27- O dedi ki: “Doğru mu söyledin, yoksa yalancılardan mısın, bakacağız. (Test edeceğiz)” (Neml Suresi 27)

 

25.5- İslam Topluluğu Oluşturmada İzlenecek Diplomasi

Cenab-ı Hak, kurulacak devletin çatısı altında toplanmaya davet edilecek kabile ve uluslara uygulanacak diplomasi konusunda elçisini ve mümin kadroları yine Hz.Süleyman @ kıssası üzerinden şöyle aydınlatır;

“Öncelikle şirk içerisinde olan kabile ve ulusların yöneticileri İslam / barış topluluğuna katılmaya davet edilmelidir. Yapılacak katılım davetinde İslam / barış topluluğu temel paradigmasının “besmele” metaforunda belirtilen “Rahmaniyet ve Rahimiyet” prensipleri olduğu vurgulanmalıdır. Yani kurulacak toplulukta paylaşma, vergili olma, şefkat, merhamet, rahmet, sevgi, koruma, güvenlik, gelişme, affedicilik vb. temel paradigmaların esas olduğu bildirilmelidir. Bu paradigmalar Cenab-ı Hakk’ın “Rahman ve Rahim” isimlerinin yönetimdeki tecellileridir. İslam Devletinin bu paradigmaları esas alan bir topluluk oluşturacağı ve bu amaca ulaşmak üzere bütün kabile ve ulusların bu paradigmaları esas alan bir topluluk oluşturmaya davet edildiği açık açık ortaya konmalı ve onlar bu paradigmaları kabul etmeye çağrılmalıdır. Böylece davet edilen kabile ya da uluslar katılacakları devletin kendilerine çok güçlü koruma, güvenlik, nimetlerde paylaşım, zenginlik, rahmet, sevgi, kardeşliği taahhüt ettiğini ve bunların kendilerinin menfaatine olduğunu bileceklerdir. Öğretilen bu dersler Medine İslam Cumhuriyeti kurulduğunda hemen hayata geçirilmiştir.
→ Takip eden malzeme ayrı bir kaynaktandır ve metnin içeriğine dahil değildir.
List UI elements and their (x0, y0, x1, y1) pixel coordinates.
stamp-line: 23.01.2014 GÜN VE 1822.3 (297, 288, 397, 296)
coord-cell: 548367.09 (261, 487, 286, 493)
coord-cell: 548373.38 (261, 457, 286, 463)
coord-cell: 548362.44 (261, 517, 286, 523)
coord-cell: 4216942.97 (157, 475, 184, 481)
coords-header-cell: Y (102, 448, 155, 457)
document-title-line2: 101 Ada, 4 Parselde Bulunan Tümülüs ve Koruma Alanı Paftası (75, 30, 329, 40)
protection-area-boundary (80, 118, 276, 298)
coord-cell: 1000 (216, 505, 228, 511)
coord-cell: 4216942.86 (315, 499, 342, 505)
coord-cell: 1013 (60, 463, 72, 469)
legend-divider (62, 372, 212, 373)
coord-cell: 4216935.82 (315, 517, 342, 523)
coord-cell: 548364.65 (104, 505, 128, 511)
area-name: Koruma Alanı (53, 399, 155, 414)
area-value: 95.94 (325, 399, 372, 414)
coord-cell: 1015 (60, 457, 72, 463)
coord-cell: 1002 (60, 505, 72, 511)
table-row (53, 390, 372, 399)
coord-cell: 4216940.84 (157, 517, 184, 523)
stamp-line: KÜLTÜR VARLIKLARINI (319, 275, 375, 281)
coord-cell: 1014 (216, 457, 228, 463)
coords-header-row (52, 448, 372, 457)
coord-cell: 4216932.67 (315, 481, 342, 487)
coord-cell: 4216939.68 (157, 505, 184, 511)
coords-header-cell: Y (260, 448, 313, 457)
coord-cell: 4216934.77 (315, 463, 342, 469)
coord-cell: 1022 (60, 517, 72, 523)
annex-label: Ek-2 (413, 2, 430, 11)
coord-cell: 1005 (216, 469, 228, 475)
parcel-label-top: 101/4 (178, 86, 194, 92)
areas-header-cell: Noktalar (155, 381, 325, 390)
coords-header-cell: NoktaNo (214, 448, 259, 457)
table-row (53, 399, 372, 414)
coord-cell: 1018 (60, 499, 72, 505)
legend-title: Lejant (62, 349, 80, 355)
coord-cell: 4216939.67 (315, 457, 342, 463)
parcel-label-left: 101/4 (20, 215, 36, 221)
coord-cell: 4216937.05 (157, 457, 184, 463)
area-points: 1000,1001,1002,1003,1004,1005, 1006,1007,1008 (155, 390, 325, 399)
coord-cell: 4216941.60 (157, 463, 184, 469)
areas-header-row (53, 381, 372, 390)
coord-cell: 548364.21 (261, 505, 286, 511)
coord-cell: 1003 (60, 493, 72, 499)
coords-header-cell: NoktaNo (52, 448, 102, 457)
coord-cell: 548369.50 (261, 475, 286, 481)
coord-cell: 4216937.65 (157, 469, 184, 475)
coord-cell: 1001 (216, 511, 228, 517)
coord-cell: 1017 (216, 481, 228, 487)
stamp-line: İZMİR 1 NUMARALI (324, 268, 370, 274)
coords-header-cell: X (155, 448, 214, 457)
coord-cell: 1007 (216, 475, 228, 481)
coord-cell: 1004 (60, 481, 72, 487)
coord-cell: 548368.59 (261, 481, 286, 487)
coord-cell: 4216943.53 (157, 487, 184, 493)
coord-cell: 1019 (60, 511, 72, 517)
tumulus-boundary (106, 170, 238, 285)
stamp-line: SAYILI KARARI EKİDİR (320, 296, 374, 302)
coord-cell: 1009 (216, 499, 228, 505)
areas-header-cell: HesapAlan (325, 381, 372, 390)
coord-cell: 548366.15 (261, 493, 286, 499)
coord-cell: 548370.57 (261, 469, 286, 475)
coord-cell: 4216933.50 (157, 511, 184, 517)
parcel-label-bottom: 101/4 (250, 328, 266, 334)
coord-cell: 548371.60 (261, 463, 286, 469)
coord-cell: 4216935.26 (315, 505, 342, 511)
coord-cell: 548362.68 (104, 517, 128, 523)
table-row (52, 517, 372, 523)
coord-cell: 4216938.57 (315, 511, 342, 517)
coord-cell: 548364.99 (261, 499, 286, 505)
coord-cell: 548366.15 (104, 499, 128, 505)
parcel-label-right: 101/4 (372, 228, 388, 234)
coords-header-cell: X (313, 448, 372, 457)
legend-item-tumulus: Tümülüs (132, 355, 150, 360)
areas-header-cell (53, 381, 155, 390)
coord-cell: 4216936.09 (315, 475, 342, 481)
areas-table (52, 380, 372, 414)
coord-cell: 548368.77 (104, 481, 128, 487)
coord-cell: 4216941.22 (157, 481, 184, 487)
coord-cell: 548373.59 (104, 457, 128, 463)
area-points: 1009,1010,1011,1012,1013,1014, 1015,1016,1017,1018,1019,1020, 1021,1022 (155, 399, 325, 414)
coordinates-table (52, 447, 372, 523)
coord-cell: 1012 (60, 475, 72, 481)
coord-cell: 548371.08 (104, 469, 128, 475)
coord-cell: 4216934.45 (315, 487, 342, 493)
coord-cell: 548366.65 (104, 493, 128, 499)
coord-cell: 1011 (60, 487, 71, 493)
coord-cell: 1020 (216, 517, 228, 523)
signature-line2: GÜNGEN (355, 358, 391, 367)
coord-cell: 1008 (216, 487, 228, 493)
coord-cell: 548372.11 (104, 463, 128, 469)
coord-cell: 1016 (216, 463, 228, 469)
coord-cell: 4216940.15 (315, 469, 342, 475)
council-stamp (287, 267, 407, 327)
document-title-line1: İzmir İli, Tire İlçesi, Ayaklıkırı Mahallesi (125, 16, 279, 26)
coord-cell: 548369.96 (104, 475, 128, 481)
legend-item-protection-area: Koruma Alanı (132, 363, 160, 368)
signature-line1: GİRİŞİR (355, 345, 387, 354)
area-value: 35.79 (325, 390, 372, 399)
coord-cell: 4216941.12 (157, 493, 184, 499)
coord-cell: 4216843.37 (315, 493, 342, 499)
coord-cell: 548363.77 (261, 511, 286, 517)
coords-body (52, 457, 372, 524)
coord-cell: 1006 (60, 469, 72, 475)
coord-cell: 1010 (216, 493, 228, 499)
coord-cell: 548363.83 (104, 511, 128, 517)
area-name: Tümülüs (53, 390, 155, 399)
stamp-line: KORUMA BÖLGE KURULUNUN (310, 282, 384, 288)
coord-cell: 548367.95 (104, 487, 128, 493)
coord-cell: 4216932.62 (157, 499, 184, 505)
Medine çevresindeki kabileler Cenab-ı Hakk’ın “Rahman ve Rahim” isimlerinin tecellisi olan esaslar üzerine kurulmuş olan Medine İslam Cumhuriyetine katılmaya davet edilmişlerdir.

Ayrıca bu kıssada hitap şekline ilişkin dersler de verilmektedir. Şöyle ki; davet edilen kabile, ulus ve imparatorluklara karşı hitapta asla bir eziklik içerisinde olunmamalı tam tersine davet ettiği paradigmaların sahibine (Cenab-ı Hakk’a) nispetle son derece öz güvenli olmalıdır. Hz.Süleyman’ın@ Belkıs’a yazdığı davet mektup örneğinde olduğu gibi Hakk’ın üstünlüğü nedeniyle karşı tarafı ezici bir üslup taşımalıdır. ‘Bana karşı kibir, gurur ve büyüklük taslamayın’ şeklindeki Hz.Süleyman’ın@ hitabı Belkıs’ın bütün dengelerini bozucu bir algı yaratmıştır. Günümüze kadar ulaşan mektupları incelenecek olursa Hz.Muhmmed@ de son derece kendine güvenli ve muhataplarına üst perdeden hitap ettiği görülmektedir. Bu mektuplarda muhataplarına en üst perdeden hitap etmesi peygamberimizin Cenab-ı Hakk’ın kendisine bu kıssa ile verdiği dersi aldığını göstermektedir. Üst perdeden bir hitapla Hakk olan paradigmalara çağrı yapmak, çağrı sahibini çok saygın ve şerefli bir konuma yükselteceğini de Cenab-ı Mevla bu kıssa ile elçisine ve bizlere öğretir.”

 

28- 31- (O Devamla) “Şu mektubumu götür, onu kendilerine bırak, sonra bir kenara çekil ve bak / izle bakalım, nasıl bir sonuca varacaklar.” Melike (Belkıs) dedi ki: “Ey ileri gelenler, bana kesinlikle çok saygın / şerefli / önemli bir mektup bırakıldı. Süleyman’dan bir mektup. Rahman ve Rahim olan Allah adına hitap ederek şunları söylüyor: Bana karşı büyüklük taslamaya kalkmayın. Teslim olarak / Müslüman olarak huzuruma gelin.” (Neml Suresi 28-31)

 

Cenab-ı Mevla davete muhatap olan kabile, ulus ve imparatorlukların liderlerinin kendilerine yapılacak davete ilişkin olarak kendi ileri gelenlerinin görüşlerine başvuracağı ve onların görüşleri doğrultusunda hareket edeceklerini bildirir. Davete konu paradigmaların doğrulğundan bağımsız olarak davet edenin niyetinin samimi olup olmayacağının sorgulanacağı devlet yönetiminde açık bir kuraldır. Basiretli hiçbir devlet ya da kabile yöneticisi bu tür müttefiklik / barış topluluğu / birlik davetlerine balıklama atlamaz ve karşı tarafın bu davetteki samimiyetini ölçer. Basiretsiz ve ayartılmış yöneticiler ancak bu tür teklifleri değerlendirmeden beyinsizce hareket ederler.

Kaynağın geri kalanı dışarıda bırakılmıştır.